Lebih lanjut dikatakan, dalam menghadapi kehidupan masyarakat yang multikultural dan multi agama di Wilayah Papua Barat, khususnya Kabupaten dan Kota Sosong, maka yang perlu dibangun adalah prinsip-prinsip saling memahami, saling menghormati, saling tolong-menolong, dan saling bersilahturahim dalam rangka meningkatkan rasa solidaritas dan kebersamaan sebagai anak bangsa, khususnya guna menjalin persatuan dan kesatuan bangsa berdasarkan Pancasila dan UUD NRI Tahun 1945.

Sementara itu, Wakil Walikota Sorong, dr. Hj. Pahimah dalam sambutannya mewakili Gubernur Papua Barat pada saat membuka forum mengatakan bahwa  pemerintah Provinsi Papua Parat, khususnya Kota Sorong menyambut baik dan memberikan apresiasi atas terselenggaranya Forum Koordinasi dan Sinkronisasi Wawasan Kebangsaan di Papua Barat yang ditujukan untuk lebih meningkatkan dan menggugah kembali rasa nasionalisme, cinta tanah air, setia pada Pancasila dan UUD 1945, serta NKRI. Oleh karena itu, setiap elemen bangsa disarankan memiliki cita-cita dan tujuan  serta pengertian yang sama tentang persatuan dan kesatuan bangsa. “Setiap warga negara haruslah terpatri hasrat dan tekad untuk hidup damai dan bersatu sebagai satu bangsa  didalam satu negara, terlepas dari perbedaan etnis, ras, agama, dan golongan” tegasnya.

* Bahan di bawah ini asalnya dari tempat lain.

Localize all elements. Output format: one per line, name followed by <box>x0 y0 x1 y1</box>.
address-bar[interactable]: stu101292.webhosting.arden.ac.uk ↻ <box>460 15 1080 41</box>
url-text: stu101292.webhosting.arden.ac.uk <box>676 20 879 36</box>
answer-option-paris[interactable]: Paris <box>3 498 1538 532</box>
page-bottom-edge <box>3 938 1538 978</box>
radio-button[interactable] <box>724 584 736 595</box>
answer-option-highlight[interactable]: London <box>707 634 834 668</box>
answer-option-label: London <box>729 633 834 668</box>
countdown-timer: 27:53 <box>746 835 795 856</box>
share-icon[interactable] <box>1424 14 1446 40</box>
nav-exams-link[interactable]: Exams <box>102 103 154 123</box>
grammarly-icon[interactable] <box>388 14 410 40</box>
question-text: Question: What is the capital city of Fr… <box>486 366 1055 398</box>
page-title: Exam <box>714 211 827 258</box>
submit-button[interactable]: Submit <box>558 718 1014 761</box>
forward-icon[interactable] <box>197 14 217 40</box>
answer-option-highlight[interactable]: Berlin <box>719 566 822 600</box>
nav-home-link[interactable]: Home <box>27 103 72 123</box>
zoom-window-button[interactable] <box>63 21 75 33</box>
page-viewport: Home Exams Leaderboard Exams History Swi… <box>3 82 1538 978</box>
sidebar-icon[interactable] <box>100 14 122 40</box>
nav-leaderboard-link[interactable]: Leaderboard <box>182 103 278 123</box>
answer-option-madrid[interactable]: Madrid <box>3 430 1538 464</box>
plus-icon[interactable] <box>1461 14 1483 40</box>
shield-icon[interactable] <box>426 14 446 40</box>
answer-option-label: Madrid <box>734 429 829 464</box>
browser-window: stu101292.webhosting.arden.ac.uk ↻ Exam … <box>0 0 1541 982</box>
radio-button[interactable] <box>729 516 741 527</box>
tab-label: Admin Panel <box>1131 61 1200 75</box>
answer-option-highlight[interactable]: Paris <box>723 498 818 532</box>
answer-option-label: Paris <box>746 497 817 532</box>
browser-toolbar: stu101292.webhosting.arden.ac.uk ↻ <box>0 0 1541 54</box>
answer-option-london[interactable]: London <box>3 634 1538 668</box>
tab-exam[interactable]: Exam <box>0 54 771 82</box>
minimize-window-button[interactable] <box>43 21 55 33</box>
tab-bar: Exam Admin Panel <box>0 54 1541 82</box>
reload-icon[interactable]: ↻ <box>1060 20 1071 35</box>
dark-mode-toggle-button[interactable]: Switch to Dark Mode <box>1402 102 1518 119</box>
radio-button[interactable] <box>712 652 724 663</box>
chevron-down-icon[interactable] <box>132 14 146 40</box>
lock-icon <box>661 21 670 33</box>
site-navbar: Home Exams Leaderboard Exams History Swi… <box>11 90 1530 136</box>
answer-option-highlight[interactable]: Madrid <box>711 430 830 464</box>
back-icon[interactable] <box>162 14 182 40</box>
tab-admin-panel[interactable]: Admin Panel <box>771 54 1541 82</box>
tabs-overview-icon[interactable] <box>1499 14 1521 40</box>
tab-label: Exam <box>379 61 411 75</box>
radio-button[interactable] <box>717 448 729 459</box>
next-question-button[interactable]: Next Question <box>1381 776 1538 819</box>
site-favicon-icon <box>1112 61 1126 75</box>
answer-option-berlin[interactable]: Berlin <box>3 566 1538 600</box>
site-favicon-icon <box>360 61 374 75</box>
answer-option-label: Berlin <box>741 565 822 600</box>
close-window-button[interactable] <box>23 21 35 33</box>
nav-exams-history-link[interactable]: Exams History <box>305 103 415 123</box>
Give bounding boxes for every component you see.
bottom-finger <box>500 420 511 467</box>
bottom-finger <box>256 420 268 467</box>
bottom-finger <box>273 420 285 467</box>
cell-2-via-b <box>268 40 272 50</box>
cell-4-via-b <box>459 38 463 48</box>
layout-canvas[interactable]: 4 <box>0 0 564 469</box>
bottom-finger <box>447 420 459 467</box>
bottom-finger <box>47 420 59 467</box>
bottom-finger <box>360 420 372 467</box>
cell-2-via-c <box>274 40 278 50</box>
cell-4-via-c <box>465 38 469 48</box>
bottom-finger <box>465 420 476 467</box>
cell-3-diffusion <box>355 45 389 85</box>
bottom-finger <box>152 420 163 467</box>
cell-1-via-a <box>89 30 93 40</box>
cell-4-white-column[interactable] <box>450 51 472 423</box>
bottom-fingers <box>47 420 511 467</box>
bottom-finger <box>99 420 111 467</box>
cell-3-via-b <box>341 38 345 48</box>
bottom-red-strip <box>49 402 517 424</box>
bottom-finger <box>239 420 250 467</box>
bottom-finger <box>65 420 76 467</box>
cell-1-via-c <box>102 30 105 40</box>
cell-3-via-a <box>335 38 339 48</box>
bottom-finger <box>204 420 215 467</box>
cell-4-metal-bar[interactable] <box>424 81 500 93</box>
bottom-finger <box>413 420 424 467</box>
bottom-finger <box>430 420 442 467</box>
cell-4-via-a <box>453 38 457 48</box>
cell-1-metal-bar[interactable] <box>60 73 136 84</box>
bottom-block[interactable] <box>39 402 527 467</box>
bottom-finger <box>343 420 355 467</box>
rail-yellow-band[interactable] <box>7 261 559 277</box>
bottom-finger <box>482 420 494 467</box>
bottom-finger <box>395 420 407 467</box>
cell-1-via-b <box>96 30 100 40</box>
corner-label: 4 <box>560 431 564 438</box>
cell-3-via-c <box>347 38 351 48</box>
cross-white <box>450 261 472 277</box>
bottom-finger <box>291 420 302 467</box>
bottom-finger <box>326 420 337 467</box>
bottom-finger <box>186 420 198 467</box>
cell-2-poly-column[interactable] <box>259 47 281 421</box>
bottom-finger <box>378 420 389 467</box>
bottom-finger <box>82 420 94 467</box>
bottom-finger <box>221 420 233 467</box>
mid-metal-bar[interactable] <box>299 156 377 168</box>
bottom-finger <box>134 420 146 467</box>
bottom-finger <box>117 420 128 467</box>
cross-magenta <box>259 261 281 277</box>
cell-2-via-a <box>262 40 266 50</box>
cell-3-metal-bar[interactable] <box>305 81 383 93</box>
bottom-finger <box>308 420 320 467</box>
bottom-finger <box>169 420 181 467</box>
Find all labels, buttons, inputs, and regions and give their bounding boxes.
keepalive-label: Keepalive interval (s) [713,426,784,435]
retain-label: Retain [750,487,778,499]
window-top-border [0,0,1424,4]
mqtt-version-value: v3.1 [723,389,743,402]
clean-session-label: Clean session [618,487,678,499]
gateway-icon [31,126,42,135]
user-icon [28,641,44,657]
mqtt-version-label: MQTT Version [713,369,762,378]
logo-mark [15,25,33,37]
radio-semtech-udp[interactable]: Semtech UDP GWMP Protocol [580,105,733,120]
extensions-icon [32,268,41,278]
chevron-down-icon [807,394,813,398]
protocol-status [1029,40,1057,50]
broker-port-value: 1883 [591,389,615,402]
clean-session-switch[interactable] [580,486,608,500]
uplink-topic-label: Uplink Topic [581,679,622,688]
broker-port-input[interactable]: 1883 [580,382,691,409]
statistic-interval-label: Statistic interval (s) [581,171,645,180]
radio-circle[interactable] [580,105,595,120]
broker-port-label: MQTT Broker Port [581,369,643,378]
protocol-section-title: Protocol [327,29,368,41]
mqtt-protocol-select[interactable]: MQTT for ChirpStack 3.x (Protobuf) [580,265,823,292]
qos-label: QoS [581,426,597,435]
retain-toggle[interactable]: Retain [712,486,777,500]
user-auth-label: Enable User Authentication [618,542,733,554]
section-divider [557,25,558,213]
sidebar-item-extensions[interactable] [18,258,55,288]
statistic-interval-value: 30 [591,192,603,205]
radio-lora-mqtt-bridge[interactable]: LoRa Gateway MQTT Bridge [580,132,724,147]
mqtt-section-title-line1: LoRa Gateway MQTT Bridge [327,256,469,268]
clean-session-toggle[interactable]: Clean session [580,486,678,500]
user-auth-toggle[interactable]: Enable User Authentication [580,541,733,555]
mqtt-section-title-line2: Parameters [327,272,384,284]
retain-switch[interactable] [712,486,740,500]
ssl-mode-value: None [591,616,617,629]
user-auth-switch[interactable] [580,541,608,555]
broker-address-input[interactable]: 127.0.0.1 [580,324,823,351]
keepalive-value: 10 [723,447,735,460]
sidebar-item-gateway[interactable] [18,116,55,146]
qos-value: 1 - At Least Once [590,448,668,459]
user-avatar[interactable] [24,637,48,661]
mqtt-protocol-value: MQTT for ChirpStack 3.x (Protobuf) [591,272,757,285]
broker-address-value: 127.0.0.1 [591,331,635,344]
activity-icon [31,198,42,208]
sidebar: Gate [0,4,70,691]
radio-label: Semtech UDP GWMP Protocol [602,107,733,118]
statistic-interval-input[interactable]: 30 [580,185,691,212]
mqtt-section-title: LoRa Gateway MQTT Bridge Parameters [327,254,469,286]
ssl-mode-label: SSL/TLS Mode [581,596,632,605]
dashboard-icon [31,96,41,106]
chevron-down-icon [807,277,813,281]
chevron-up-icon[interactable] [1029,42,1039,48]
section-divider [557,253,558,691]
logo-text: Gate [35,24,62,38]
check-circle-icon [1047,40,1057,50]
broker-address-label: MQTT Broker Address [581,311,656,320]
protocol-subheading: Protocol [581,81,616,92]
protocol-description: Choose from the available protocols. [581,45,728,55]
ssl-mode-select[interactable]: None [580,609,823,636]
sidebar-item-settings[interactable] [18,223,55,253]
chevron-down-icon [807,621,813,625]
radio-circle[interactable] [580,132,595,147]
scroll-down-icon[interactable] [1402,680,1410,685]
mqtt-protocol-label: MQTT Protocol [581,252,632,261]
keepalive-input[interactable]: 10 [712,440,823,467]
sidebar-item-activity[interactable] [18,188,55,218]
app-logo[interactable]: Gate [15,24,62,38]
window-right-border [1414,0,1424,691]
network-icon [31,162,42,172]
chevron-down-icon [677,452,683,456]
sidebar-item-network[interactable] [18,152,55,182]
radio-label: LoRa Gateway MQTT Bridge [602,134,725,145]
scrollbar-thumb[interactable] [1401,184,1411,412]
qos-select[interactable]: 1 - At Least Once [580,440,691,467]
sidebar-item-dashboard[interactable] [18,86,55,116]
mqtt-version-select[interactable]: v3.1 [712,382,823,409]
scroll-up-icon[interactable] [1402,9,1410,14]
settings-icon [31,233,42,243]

Forum dengan tema “Pemantapan Wawasan Kebangsaan Dalam Memperteguh Ke-Bhinneka Tunggal Ika-an Guna Mendukung Persatuan dan Kesatuan Bangsa”, diselenggarakan atas kerjasama Kedeputian VI/Kesbang dengan Pemkot dan Pemkab Sorong, Korem-171/Praja Vira Tama, Lamtamal-XIV Sorong, dan Polres Kota Sorong. Forum dipandu oleh Moderator : Moh. Karyadi, SH, MH (Dekan Fakultas Hukum Universitas Muhammadiyah Sorong) dan  menghadirkan tiga orang narasumber, yaitu : Dr. Purwanto Suaef, MM (Rektor Universitas Muhammadiyah Sorong), Michael Menufandu (Tokoh Masyarakat Papua, dan Mantan Dubes RI untuk Kolombia), dan  Kombes Pol. Drs. Pietrus Waine, SH, M. Hum (Waka Polda Papua Barat). Acara forum  dihadiri sekitar 100 orang peserta, antara lain dari Forkopimda, TNI/Polri, perwakilan SKPD Pemkot/Pemkab. Sorong, perwakilan universitas, tokoh pemuda, tokoh agama, tokoh masyarakat, tokoh adat, dan organisasi kemasyarakatan lainnya.